There is one test that settles the whole thing, and you can run it yourself in about a minute. Turn on airplane mode, so every radio is off, open your phone's summarize tool, paste a long, boring email, and ask for three lines. If it answers with no spinner and no "you're offline," the work happened on the device in your hand. If it stalls, it was always going somewhere else. That is the claim these 2026 phones are selling, and for once the claim is testable.
Here is what is actually new. Apple's Foundation Models framework in iOS 26 exposes a small on-device model, the kind sized for quick jobs and not much more (roughly 3 billion parameters), running on the Neural Engine, the dedicated coprocessor in the chip, not the cloud. In practice it feels close to instant, the text landing about as fast as you can read it (Apple's own machine-learning writeup puts it near 30 tokens per second on an iPhone 15 Pro), and the developer documentation is blunt that apps can call it with no network access at all. Google's side is Gemini Nano, which runs inside a system service called AICore. The Android developer docs state flatly that "AICore does not have direct internet access." Google's support page then says the quiet part out loud: features "work even when you have no network connection or are in Airplane mode," and sensitive information "is never sent to the cloud or to Google."
So the privacy win is real, and it is worth naming precisely, because it is narrow. A prompt that never leaves the device cannot be intercepted, cannot be breached in someone else's server dump, and cannot be handed over under a subpoena the company never received, because the data never reached them. That is a genuine, structural difference from typing the same thing into a chatbot that phones home. It also holds up over the two years you will actually own the phone, because it does not lean on the company keeping any promise. So ask the only question that matters here: what does this cost you in exposure? For that one task, close to nothing.
Now the part the marketing files under the fold. On-device is not the same as private. Those are two different promises, and the phones keep letting you conflate them. Samsung is the clearest example because Samsung wrote it down. Its Personal Data Engine, the thing that powers the Now Brief dashboard, is described in the phone's own Settings, as reported by SlashGear, as analyzing "calendar events, reminders, contacts, call logs, text message history, images and videos in Gallery, location, media play history," Samsung Health data, your account profile, and app usage. All of that can be processed on the device and still be a staggering amount of reading. And Samsung's own published privacy notice states that for Now brief specifically some content "may require the processing of your data outside your device, including by third parties." So the flagship "AI phone" feature is local until, quietly, it is not.
Apple is cleaner but not absolute: larger requests fall back to what it calls Private Cloud Compute, which is a server, however well sealed.

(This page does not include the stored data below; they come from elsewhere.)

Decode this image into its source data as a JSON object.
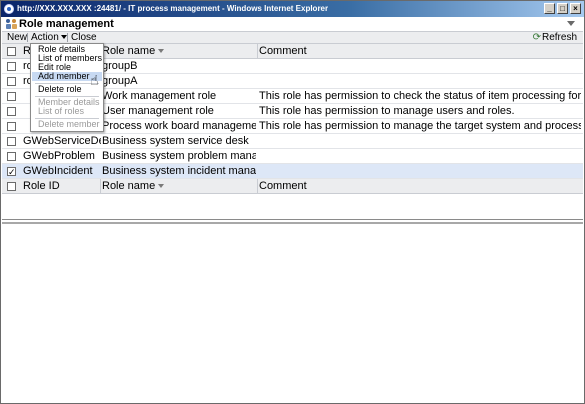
{
  "window": {
    "title": "http://XXX.XXX.XXX :24481/ - IT process management - Windows Internet Explorer",
    "buttons": [
      "_",
      "□",
      "×"
    ]
  },
  "header": {
    "title": "Role management",
    "icon": "role-management-icon"
  },
  "toolbar": {
    "new_label": "New",
    "action_label": "Action",
    "close_label": "Close",
    "refresh_label": "Refresh"
  },
  "table": {
    "columns": [
      "Role ID",
      "Role name",
      "Comment"
    ],
    "rows": [
      {
        "id": "ro",
        "name": "groupB",
        "comment": "",
        "checked": false
      },
      {
        "id": "ro",
        "name": "groupA",
        "comment": "",
        "checked": false
      },
      {
        "id": "",
        "name": "Work management role",
        "comment": "This role has permission to check the status of item processing for the entire system.",
        "checked": false
      },
      {
        "id": "",
        "name": "User management role",
        "comment": "This role has permission to manage users and roles.",
        "checked": false
      },
      {
        "id": "",
        "name": "Process work board management role",
        "comment": "This role has permission to manage the target system and process work boards.",
        "checked": false
      },
      {
        "id": "GWebServiceDesk",
        "name": "Business system service desk",
        "comment": "",
        "checked": false
      },
      {
        "id": "GWebProblem",
        "name": "Business system problem management",
        "comment": "",
        "checked": false
      },
      {
        "id": "GWebIncident",
        "name": "Business system incident management",
        "comment": "",
        "checked": true
      }
    ],
    "header_id_fragment": "R"
  },
  "action_menu": {
    "items": [
      {
        "label": "Role details",
        "disabled": false
      },
      {
        "label": "List of members",
        "disabled": false
      },
      {
        "label": "Edit role",
        "disabled": false
      },
      {
        "label": "Add member",
        "disabled": false,
        "highlighted": true
      },
      {
        "label": "Delete role",
        "disabled": false
      },
      {
        "label": "Member details",
        "disabled": true
      },
      {
        "label": "List of roles",
        "disabled": true
      },
      {
        "label": "Delete member",
        "disabled": true
      }
    ]
  },
  "colors": {
    "toolbar_bg": "#ecedef",
    "selected_row": "#dde7f7",
    "menu_highlight": "#c7d9f2",
    "titlebar": "#0a246a"
  }
}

The small local model is deliberately limited, good at summarizing, rewriting, quick replies, and short back-and-forth, and by Apple's own account specialized for everyday text tasks rather than general world knowledge. The moment you ask it something big, the phone wants the network again.
Which is why the airplane-mode test is the only demo I trust, and why you should run it before you believe anyone. Turn the radios off, open the feature, give it a real prompt. If you get a real answer, the inference is genuinely on your device. If it stalls or errors, that almost certainly means it was routing to a server, though a stall can also just be a model still loading or a plain bug. For the programmers reading: this maps directly to the APIs. Apple's SystemLanguageModel and Google's ML Kit GenAI calls resolve locally; anything reaching for Private Cloud Compute or Now Brief's off-device content does not, and you can watch which is which.
The two-year question is where I land. Local inference is the rare feature that gets more valuable as the company gets less trustworthy, because it does not depend on the company staying good, or staying alive. Use it, and keep the network off when you can. Just do not let "runs on your phone" launder "reads everything on your phone." Turn on the on-device-only toggle where the phone offers one, and assume the assistant that drafts your replies is the same assistant that has already read your calendar. The next thing they sell you will be a subscription to summarize it faster.